Open Tears

I often found myself thinking of my own mortality when I was working as a pre-registration house officer. Too many patients died that shouldn’t have, and one often felt helpless in the face of death with too little to give, either because the patient was too poor to afford the best care, or the right facilities were not in place to offer it.

Whenever those thoughts came intruding, and that was often, I would reprimand myself, and struggle to shift my mind to something else, succeeding only rarely. I’d tell myself, re-echoing Shakespeare, that death, a necessary end, will come when it will come, making the case to myself on behalf of the newly deceased patient, assuaging the emotional burden, and trying to get on with my life.

Then it strikes me again that death is what we are as a profession called upon to avert, to postpone, and to fight, a battle in which we oftentimes fail. At those times, my only succor would be to think the good that could come out of death. The consciousness of the dynamic spectrum that spans life and death renders one more sensitive to life, the same way darkness increases the perception of light and bondage the appreciation of freedom.

This seems to me to be the geography of the common ground that health care professionals share with practitioners of the literary arts. The affirmation of life in spite of besetting evidence otherwise. Not many people experience death in its many varied forms, at such close range, and frequent intervals. Caring for the persistently moribund, tending the dying, and some times having to keep the dying aware of the imminent potentiality of death when it exists could be incredibly daunting.

This is a job that has to be done, in the hope that they might be able to savour all the beauty and the ugliness of their world that is fast rounding off before the final knell sounds and the bell tolls and death finally strikes. These are difficult roles, throwing up turbulent emotions, particularly for those that release themselves to the numinous effect of such experiences. I have found myself weeping only once, and in this case the dying patient had been unconscious for days, so it wasn’t the effect of sharing any words with the patient. It was something else. I could identify with the patient on several levels.

The patient was about my age, sustained a puncture injury while playing football, then tetanus, generalised tetanus, with all the spasms, and respiratory failure that put a lot of stress on our lean resuscitative facilities. He was going to die, and there was little more we could do than to keep struggling to bag him to life, and to keep the spasms at bay. That evening, all the efforts were not going to bring him back. I kept bagging though, even after I knew he was long gone.

His mother would frequently ask me how he was doing, and I would try to convey hope, and act like I was doing something important, something that would keep him alive, something, hopefully.
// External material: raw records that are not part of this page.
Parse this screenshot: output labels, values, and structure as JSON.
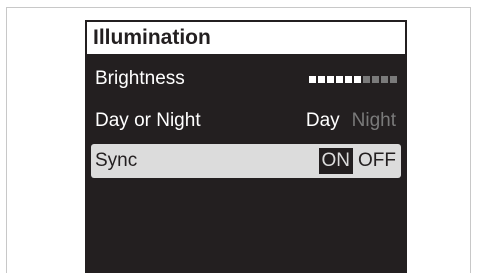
{
  "menu": {
    "title": "Illumination",
    "brightness": {
      "label": "Brightness",
      "level": 6,
      "max": 10,
      "active_color": "#ffffff",
      "inactive_color": "#7a7a7a"
    },
    "day_or_night": {
      "label": "Day or Night",
      "options": [
        "Day",
        "Night"
      ],
      "selected": "Day"
    },
    "sync": {
      "label": "Sync",
      "options": [
        "ON",
        "OFF"
      ],
      "selected": "ON",
      "highlighted": true
    }
  },
  "colors": {
    "screen_bg": "#231f20",
    "highlight_bg": "#dcdcdc",
    "title_bg": "#ffffff"
  }
}
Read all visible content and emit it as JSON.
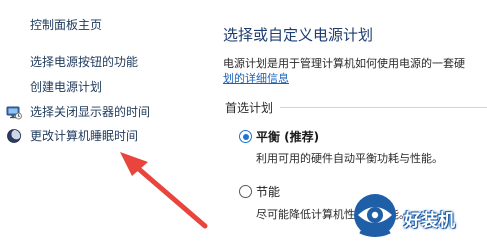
{
  "left_nav": {
    "items": [
      {
        "label": "控制面板主页"
      },
      {
        "label": "选择电源按钮的功能"
      },
      {
        "label": "创建电源计划"
      },
      {
        "label": "选择关闭显示器的时间",
        "icon": "monitor-icon"
      },
      {
        "label": "更改计算机睡眠时间",
        "icon": "moon-icon"
      }
    ]
  },
  "main": {
    "title": "选择或自定义电源计划",
    "description": "电源计划是用于管理计算机如何使用电源的一套硬",
    "link": "划的详细信息",
    "section_label": "首选计划",
    "plans": [
      {
        "name": "平衡 (推荐)",
        "desc": "利用可用的硬件自动平衡功耗与性能。",
        "selected": true
      },
      {
        "name": "节能",
        "desc": "尽可能降低计算机性能以节能。",
        "selected": false
      }
    ]
  },
  "annotation": {
    "color": "#e8453c"
  },
  "watermark": {
    "text": "好装机",
    "color": "#1f5fa8"
  }
}
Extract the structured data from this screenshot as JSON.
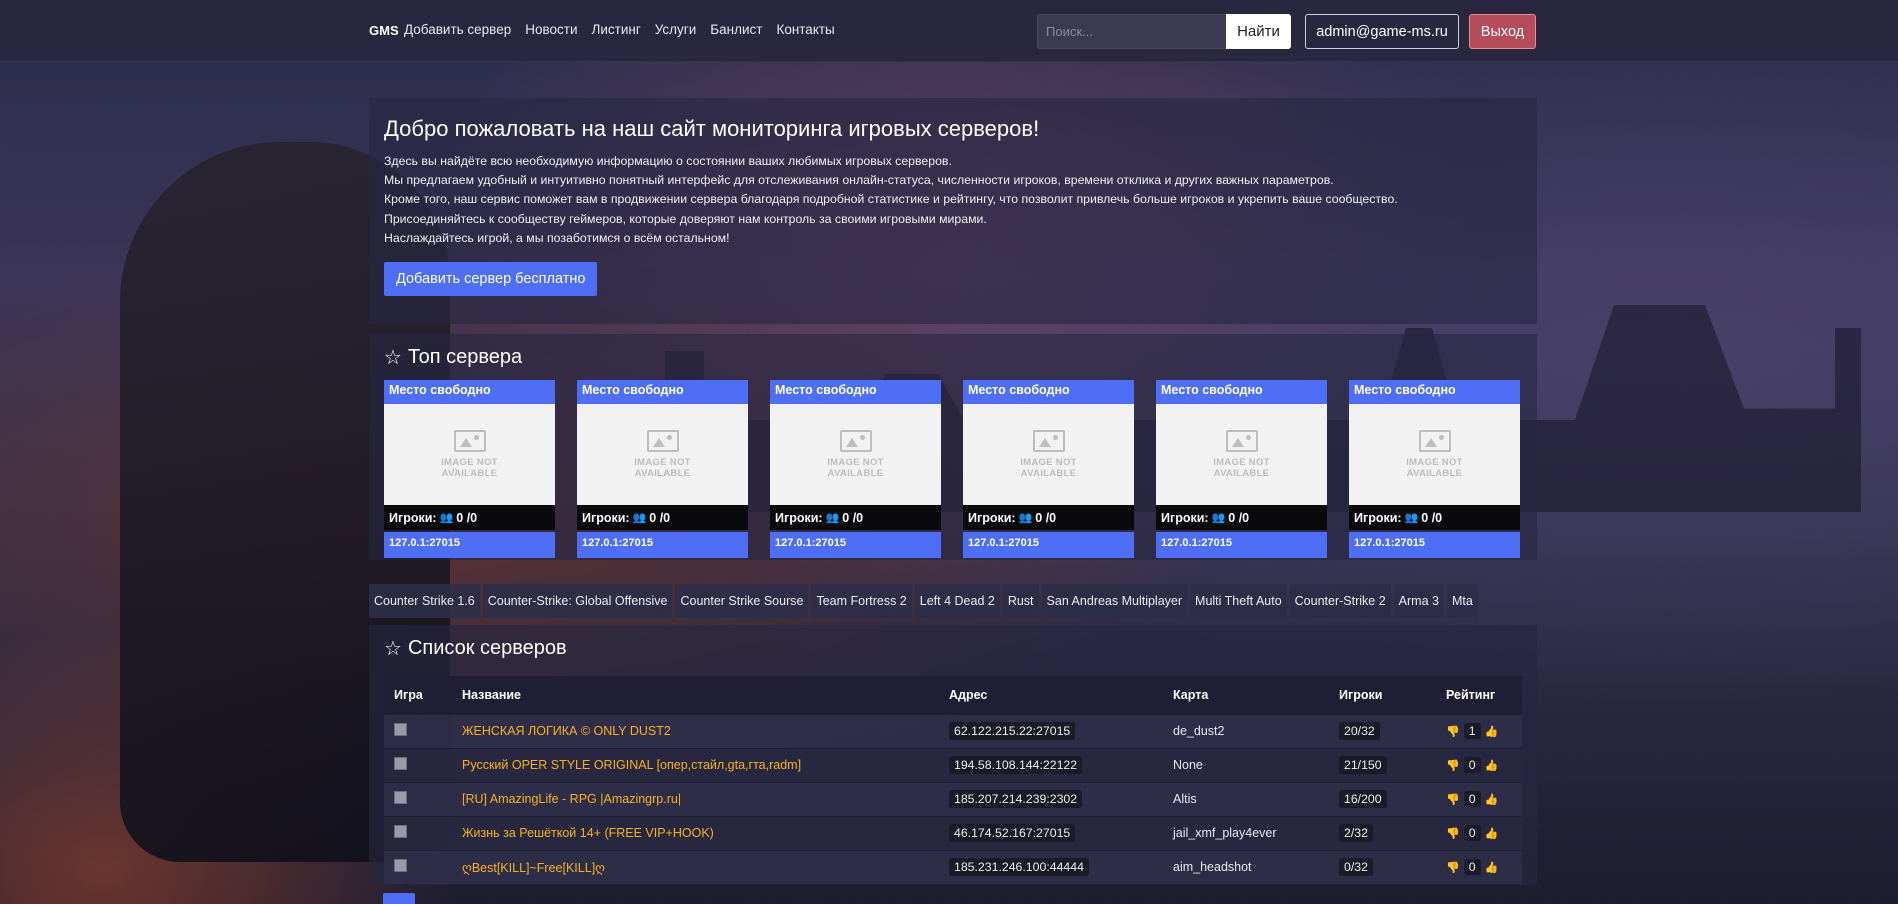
{
  "nav": {
    "brand": "GMS",
    "links": [
      "Добавить сервер",
      "Новости",
      "Листинг",
      "Услуги",
      "Банлист",
      "Контакты"
    ],
    "search_placeholder": "Поиск...",
    "search_button": "Найти",
    "user": "admin@game-ms.ru",
    "logout": "Выход"
  },
  "hero": {
    "title": "Добро пожаловать на наш сайт мониторинга игровых серверов!",
    "lines": [
      "Здесь вы найдёте всю необходимую информацию о состоянии ваших любимых игровых серверов.",
      "Мы предлагаем удобный и интуитивно понятный интерфейс для отслеживания онлайн-статуса, численности игроков, времени отклика и других важных параметров.",
      "Кроме того, наш сервис поможет вам в продвижении сервера благодаря подробной статистике и рейтингу, что позволит привлечь больше игроков и укрепить ваше сообщество.",
      "Присоединяйтесь к сообществу геймеров, которые доверяют нам контроль за своими игровыми мирами.",
      "Наслаждайтесь игрой, а мы позаботимся о всём остальном!"
    ],
    "cta": "Добавить сервер бесплатно"
  },
  "top": {
    "title": "Топ сервера",
    "image_placeholder_line1": "IMAGE NOT",
    "image_placeholder_line2": "AVAILABLE",
    "cards": [
      {
        "label": "Место свободно",
        "players_label": "Игроки:",
        "players": "0 /0",
        "address": "127.0.1:27015"
      },
      {
        "label": "Место свободно",
        "players_label": "Игроки:",
        "players": "0 /0",
        "address": "127.0.1:27015"
      },
      {
        "label": "Место свободно",
        "players_label": "Игроки:",
        "players": "0 /0",
        "address": "127.0.1:27015"
      },
      {
        "label": "Место свободно",
        "players_label": "Игроки:",
        "players": "0 /0",
        "address": "127.0.1:27015"
      },
      {
        "label": "Место свободно",
        "players_label": "Игроки:",
        "players": "0 /0",
        "address": "127.0.1:27015"
      },
      {
        "label": "Место свободно",
        "players_label": "Игроки:",
        "players": "0 /0",
        "address": "127.0.1:27015"
      }
    ]
  },
  "game_tabs": [
    "Counter Strike 1.6",
    "Counter-Strike: Global Offensive",
    "Counter Strike Sourse",
    "Team Fortress 2",
    "Left 4 Dead 2",
    "Rust",
    "San Andreas Multiplayer",
    "Multi Theft Auto",
    "Counter-Strike 2",
    "Arma 3",
    "Mta"
  ],
  "list": {
    "title": "Список серверов",
    "columns": [
      "Игра",
      "Название",
      "Адрес",
      "Карта",
      "Игроки",
      "Рейтинг"
    ],
    "rows": [
      {
        "game_icon": "cs16-icon",
        "name": "ЖЕНСКАЯ ЛОГИКА © ONLY DUST2",
        "address": "62.122.215.22:27015",
        "map": "de_dust2",
        "players": "20/32",
        "rating": "1"
      },
      {
        "game_icon": "samp-icon",
        "name": "Русский OPER STYLE ORIGINAL [опер,стайл,gta,гта,radm]",
        "address": "194.58.108.144:22122",
        "map": "None",
        "players": "21/150",
        "rating": "0"
      },
      {
        "game_icon": "arma-icon",
        "name": "[RU] AmazingLife - RPG |Amazingrp.ru|",
        "address": "185.207.214.239:2302",
        "map": "Altis",
        "players": "16/200",
        "rating": "0"
      },
      {
        "game_icon": "cs16-icon",
        "name": "Жизнь за Решёткой 14+ (FREE VIP+HOOK)",
        "address": "46.174.52.167:27015",
        "map": "jail_xmf_play4ever",
        "players": "2/32",
        "rating": "0"
      },
      {
        "game_icon": "cs16-icon",
        "name": "ღBest[KILL]~Free[KILL]ღ",
        "address": "185.231.246.100:44444",
        "map": "aim_headshot",
        "players": "0/32",
        "rating": "0"
      }
    ]
  }
}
When the time came, I couldn’t admit to myself that he was dead, and I found it even more difficult to tell the mother. He was the hope of the family. He had been sponsored through university with the family’s meagre earnings, mostly from farming and petty trading, and he was in his final year, hoping he’d soon start working and earning and giving back to his family, paying his younger ones’ way through school.

Then an elderly nurse came in to join me. She asked me if it was over, not in words but in gestures. I couldn’t respond. She knew it was. She saw it in my eyes. She saw the tears. She waited awhile. When she saw the futlity of my efforts, she called the time of death, and I agreed, reluctantly. I walked out of the room to let off some more tears and dry my eyes. The nurse had broken the news to the patient’s mother before I was back. I heard the greatest wail of my life. It rang as high as it bore deep into my bones. I was re-induced to tears, and all I could do was go back outside to do it.

I relived part of this story to a friend recently, and she told me of a similar experience. In her own case her patient’s parents saw her weep. She felt it might not be a very good thing to have been seen with the tears and all. She had invested a lot of time and emotion in the patient, and thought that she would never allow herself to be so taken again.

The exchange raised a series of questions though. My friend asked me how I would have felt if I allowed the patient’s mother too see me weep? She wondered if it would have left my patient’s mother more consoled, or made her feel better in some way. Or would it have worsened things? We concluded the conversation, dwelling on how it was such a good idea to conduct a qualitative study, investigating what would be patients’, their parents’ and other proxies’ preferences about seeing their carer cry.